The term that concerns us now is made up of two words, which come from Latin. First of all, there are pronouns, which emanates from “pronouns.” This word is the result of the sum of two components: the prefix “pro-“, which can be translated as “in front”, and the noun “nomen”, which is synonymous with “name”. Hence the definitive meaning of that union is “instead of name.”
Second, there is the word possessive, which also comes, etymologically speaking, from Latin. In your case, we can determine that it is the result of the evolution of the verb “posidere”. This was made up of “potis”, which is equivalent to “powerful”, and “sedere”, which means “to sit”.
The pronouns They are a kind of word that has no fixed referent since its determination is given by the relationship it establishes with other words that have already been named.
Within the group of personal pronouns (which express various grammatical categories, have no lexical content and usually refer to objects, animals or people), are the possessive pronouns.
These pronouns vary in form according to the category of grammatical person and appear next to the nouns to determine the possessor. The possessive pronoun makes the property, closeness, or relationship between a grammatical person and a grammatical element explicit.

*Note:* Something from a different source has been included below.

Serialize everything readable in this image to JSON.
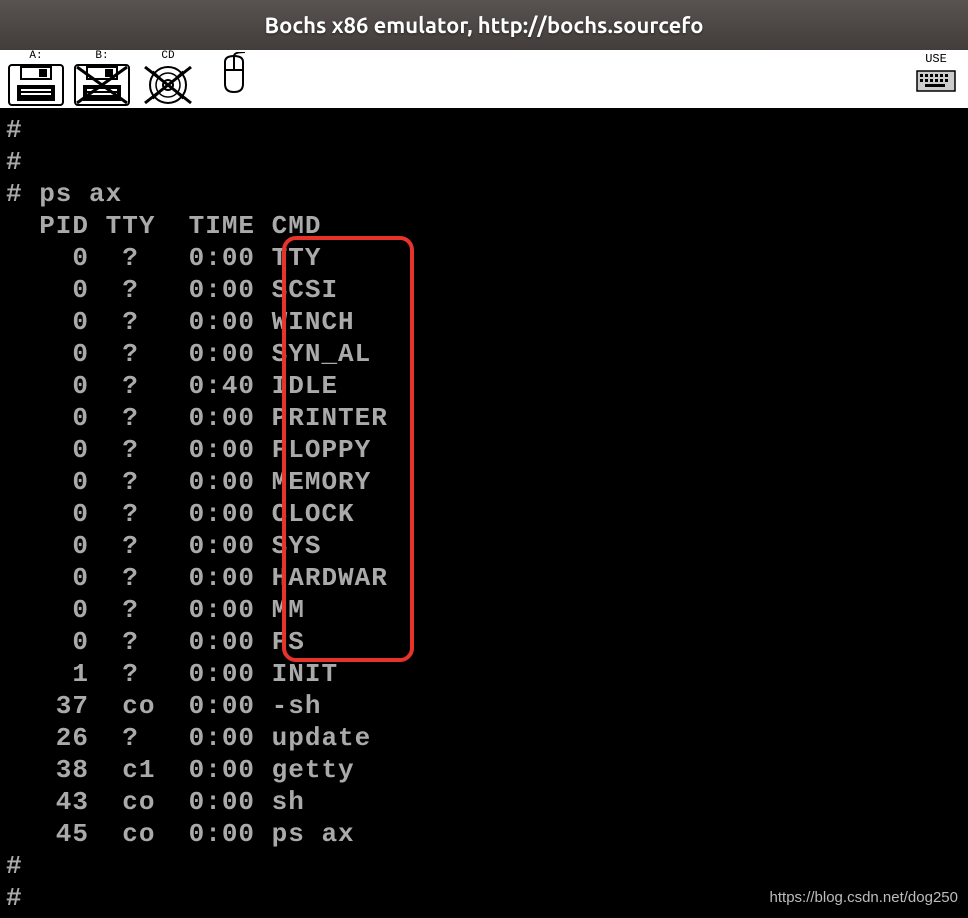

In addition to all the above, we would have to highlight other information of interest about possessive pronouns such as the following:
• They are always used after the noun has been quoted.

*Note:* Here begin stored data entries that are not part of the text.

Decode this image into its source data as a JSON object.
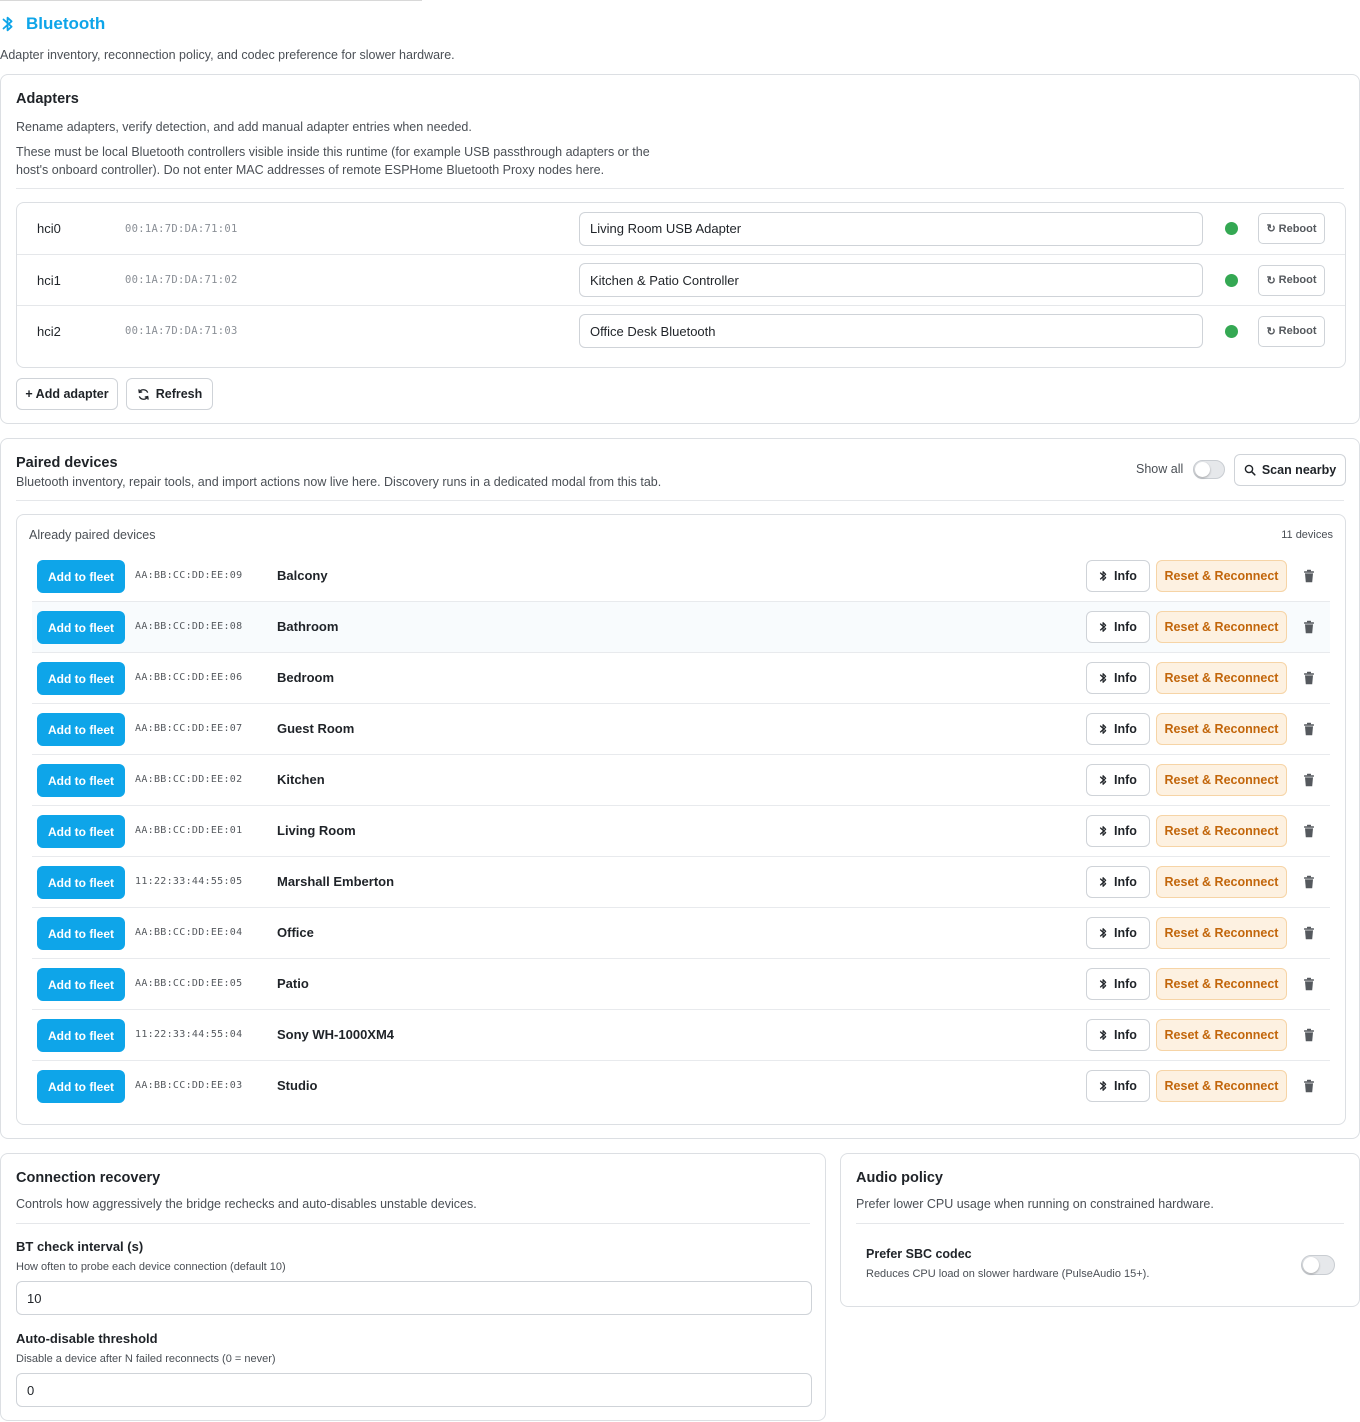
{
  "header": {
    "title": "Bluetooth",
    "subtitle": "Adapter inventory, reconnection policy, and codec preference for slower hardware."
  },
  "adapters": {
    "title": "Adapters",
    "description": "Rename adapters, verify detection, and add manual adapter entries when needed.",
    "note": "These must be local Bluetooth controllers visible inside this runtime (for example USB passthrough adapters or the host's onboard controller). Do not enter MAC addresses of remote ESPHome Bluetooth Proxy nodes here.",
    "reboot_label": "Reboot",
    "status_color": "#34a853",
    "items": [
      {
        "id": "hci0",
        "mac": "00:1A:7D:DA:71:01",
        "name": "Living Room USB Adapter"
      },
      {
        "id": "hci1",
        "mac": "00:1A:7D:DA:71:02",
        "name": "Kitchen & Patio Controller"
      },
      {
        "id": "hci2",
        "mac": "00:1A:7D:DA:71:03",
        "name": "Office Desk Bluetooth"
      }
    ],
    "add_label": "+ Add adapter",
    "refresh_label": "Refresh"
  },
  "paired": {
    "title": "Paired devices",
    "description": "Bluetooth inventory, repair tools, and import actions now live here. Discovery runs in a dedicated modal from this tab.",
    "show_all_label": "Show all",
    "show_all_on": false,
    "scan_label": "Scan nearby",
    "list_title": "Already paired devices",
    "count_label": "11 devices",
    "fleet_label": "Add to fleet",
    "info_label": "Info",
    "reset_label": "Reset & Reconnect",
    "accent_color": "#0ea5e9",
    "devices": [
      {
        "mac": "AA:BB:CC:DD:EE:09",
        "name": "Balcony"
      },
      {
        "mac": "AA:BB:CC:DD:EE:08",
        "name": "Bathroom"
      },
      {
        "mac": "AA:BB:CC:DD:EE:06",
        "name": "Bedroom"
      },
      {
        "mac": "AA:BB:CC:DD:EE:07",
        "name": "Guest Room"
      },
      {
        "mac": "AA:BB:CC:DD:EE:02",
        "name": "Kitchen"
      },
      {
        "mac": "AA:BB:CC:DD:EE:01",
        "name": "Living Room"
      },
      {
        "mac": "11:22:33:44:55:05",
        "name": "Marshall Emberton"
      },
      {
        "mac": "AA:BB:CC:DD:EE:04",
        "name": "Office"
      },
      {
        "mac": "AA:BB:CC:DD:EE:05",
        "name": "Patio"
      },
      {
        "mac": "11:22:33:44:55:04",
        "name": "Sony WH-1000XM4"
      },
      {
        "mac": "AA:BB:CC:DD:EE:03",
        "name": "Studio"
      }
    ]
  },
  "recovery": {
    "title": "Connection recovery",
    "description": "Controls how aggressively the bridge rechecks and auto-disables unstable devices.",
    "check_label": "BT check interval (s)",
    "check_hint": "How often to probe each device connection (default 10)",
    "check_value": "10",
    "disable_label": "Auto-disable threshold",
    "disable_hint": "Disable a device after N failed reconnects (0 = never)",
    "disable_value": "0"
  },
  "audio": {
    "title": "Audio policy",
    "description": "Prefer lower CPU usage when running on constrained hardware.",
    "sbc_label": "Prefer SBC codec",
    "sbc_hint": "Reduces CPU load on slower hardware (PulseAudio 15+).",
    "sbc_on": false
  }
}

• In the first person, both singular and plural, there are the following possessive pronouns: mine, mine, mine, mine, our, our, our and ours.
• In the case of the second person, there are these: yours, yours, yours, yours, yours, yours, yours and yours.

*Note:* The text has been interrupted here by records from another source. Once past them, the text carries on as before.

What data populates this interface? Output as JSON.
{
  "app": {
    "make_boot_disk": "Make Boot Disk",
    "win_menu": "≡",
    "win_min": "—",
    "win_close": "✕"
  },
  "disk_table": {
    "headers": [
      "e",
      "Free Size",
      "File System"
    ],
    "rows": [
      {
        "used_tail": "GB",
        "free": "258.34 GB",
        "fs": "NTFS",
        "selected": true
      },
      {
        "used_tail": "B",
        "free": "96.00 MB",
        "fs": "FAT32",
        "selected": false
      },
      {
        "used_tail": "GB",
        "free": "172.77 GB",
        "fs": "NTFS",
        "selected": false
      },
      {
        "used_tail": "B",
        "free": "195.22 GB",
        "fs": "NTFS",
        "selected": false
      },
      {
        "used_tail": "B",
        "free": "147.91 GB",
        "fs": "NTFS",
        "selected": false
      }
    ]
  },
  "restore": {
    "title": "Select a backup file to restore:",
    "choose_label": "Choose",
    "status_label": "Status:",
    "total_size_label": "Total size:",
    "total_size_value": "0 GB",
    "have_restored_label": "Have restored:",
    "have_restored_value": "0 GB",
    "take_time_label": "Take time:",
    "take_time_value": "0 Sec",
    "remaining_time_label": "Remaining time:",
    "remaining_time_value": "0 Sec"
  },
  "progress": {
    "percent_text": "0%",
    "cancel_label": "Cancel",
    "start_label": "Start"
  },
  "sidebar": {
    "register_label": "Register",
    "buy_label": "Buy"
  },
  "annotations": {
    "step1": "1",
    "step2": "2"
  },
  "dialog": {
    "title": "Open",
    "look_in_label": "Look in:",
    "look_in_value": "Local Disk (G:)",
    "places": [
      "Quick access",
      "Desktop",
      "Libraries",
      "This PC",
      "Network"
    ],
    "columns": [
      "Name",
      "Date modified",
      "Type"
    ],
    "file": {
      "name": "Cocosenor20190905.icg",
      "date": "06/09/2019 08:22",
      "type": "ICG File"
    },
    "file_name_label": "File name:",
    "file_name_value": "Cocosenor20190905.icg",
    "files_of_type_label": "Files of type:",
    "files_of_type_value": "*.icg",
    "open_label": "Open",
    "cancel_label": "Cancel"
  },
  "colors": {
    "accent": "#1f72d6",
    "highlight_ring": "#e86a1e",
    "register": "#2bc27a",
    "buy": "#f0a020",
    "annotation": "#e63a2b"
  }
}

• In reference to the third person, we come across these possessive pronouns: yours, yours, yours and yours.
• Any pronoun of this type, you have to know that it will have the same gender and the same number as the noun it refers to.
• It is common to use expressions such as “mine” or “yours”, among others, to refer to what concerns or belongs to someone in question.
“Yours”, “Own”, “our” and “yours” are some examples of possessive pronouns. “That book is yours” is an expression that uses the possessive pronoun “yours” to refer to the property of a “book”. The comment is directed to the owner of the “book”; otherwise the sentence should be constructed differently (“That book is his”).
If he “book” outside of the speaker, the correct phrase would be “That book is mine”, since the personal pronoun “Own” indicates that the property of the book belongs to the person who pronounces the expression.
“Our teacher is called Jacinta”, “Give back to Mario what is his”, “Our players are the most expensive in the country” and “Is that car yours?” are other expressions with possessive pronouns.
It should be noted that these pronouns are very similar to the possessive adjectives, although possessive pronouns act independently and do not necessarily require the close presence of the noun they complement.